Nonetheless, some limitations must be considered when interpreting the findings of the present study. First, restricting the study population to patients initiating both antiplatelet and statin therapy could introduce selection bias due to opening an otherwise blocked path in the relation between exposure and outcome (please see directed acyclic graph in Suppl. Figure S1). However, results from sensitivity analyses using different time limits for initiation of pharmacological treatment other than the original 180 days all supported the main findings.

Second, estimation of socioeconomic status is a challenge and each socioeconomic variable is an indicator of different social stratification; however, these are only pseudo-markers of a greater picture.41 It should be considered that salary for the same job role is often unequal between sexes, which may bias the role of income. Moreover, there is a risk of introducing gender bias as the social role within a family often differs among males and females. Consequently, research finds females to be less prone to follow the advised lifestyle, eg due to their income level and social role.42 In the present study, this gender bias, along with the pathophysiological sex-difference in coronary artery disease that could act as a background bias, was handled by stratification but the biases should be considered when interpreting the importance of socioeconomic disparity in clinical outcomes.

Third, the most approachable way to measure persistence with medication in large-scale cohort studies is by using register-based prescription data. It was estimated that, due to the medium to long follow-up time, non-persistence would be best addressed using risk of discontinuation in the present study.

Fourth, there may always be a risk of residual or unmeasured confounding despite gathering of covariate information through linkage to national registers.43 Further, the definition of non-persistence with medication in register-based cohort studies relies on assumptions and it may therefore be reasonable to assume that the mediating variable used involved some form of residual confounding caused by misclassification. Consequently, the potential role of non-persistence with medication may be even larger than observed in the present study as any presence of random misclassification in covariates leads the adjusted results towards results obtained in unadjusted analyses.

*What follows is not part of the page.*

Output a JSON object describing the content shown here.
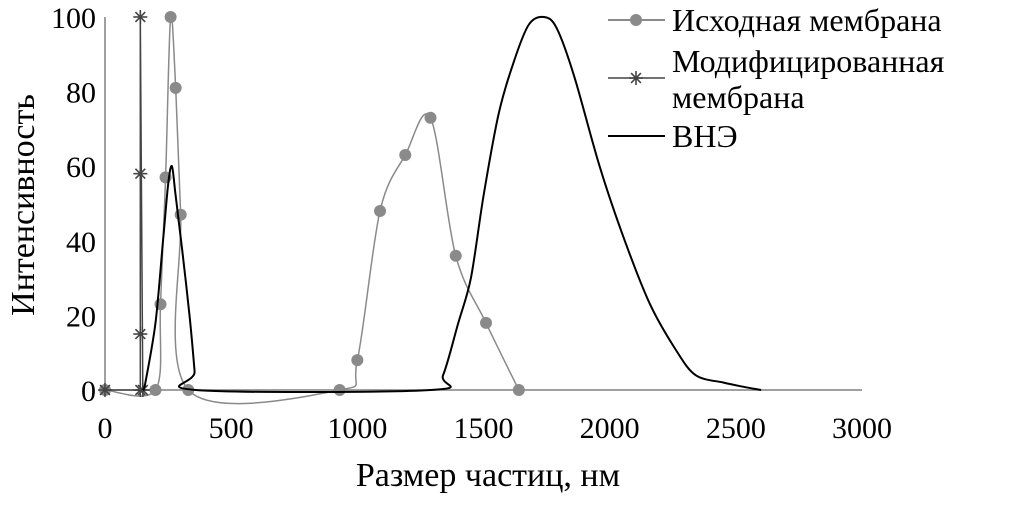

Therefore, understanding reasons for barriers that facilitate social inequality in risk of MACE ought to be a priority in secondary cardiovascular prevention. Findings from the present study call for further research that investigates the potential mediating mechanisms that influence the socioeconomic gradient in clinical outcomes. These may comprise risk factors including smoking, hypertension, BMI and physical inactivity, which all have been argued as mediators of the association between educational level and risk of primary coronary event.44,45

Conclusion

In this nationwide large-scale cohort study, patients’ level of income and education were significantly associated with risk of MACE during follow-up. We found evidence that non-persistence with medication contributed to the income-related gradient in MACE, but only in men. Further research that investigates the mediating role of non-persistence with medication in different study populations, including those with higher levels of non-persistence, is warranted to understand its potential to reduce the socioeconomic gradient in clinical outcomes.

Data Sharing Statement

Data underlining this article cannot be shared publicly due to Danish law on data protection.

Author Contributions

All authors made a significant contribution to the work reported, whether that is in the conception, study design, execution, acquisition of data, analysis and interpretation, or in all these areas; took part in drafting, revising or critically reviewing the article; gave final approval of the version to be published; have agreed on the journal to which the article has been submitted; and agree to be accountable for all aspects of the work.

Funding

This study was supported by the Danish Heart Foundation (grant number: 18-R123-A8283-22081).

Disclosure

SPJ has provided consultancy work for Bayer, Bristol Myers Squibb, Pfizer and Sanofi and has participated in advisory board meetings for Bayer, Bristol Myers Squibb and Pfizer. The authors report no other conflicts of interest in this work.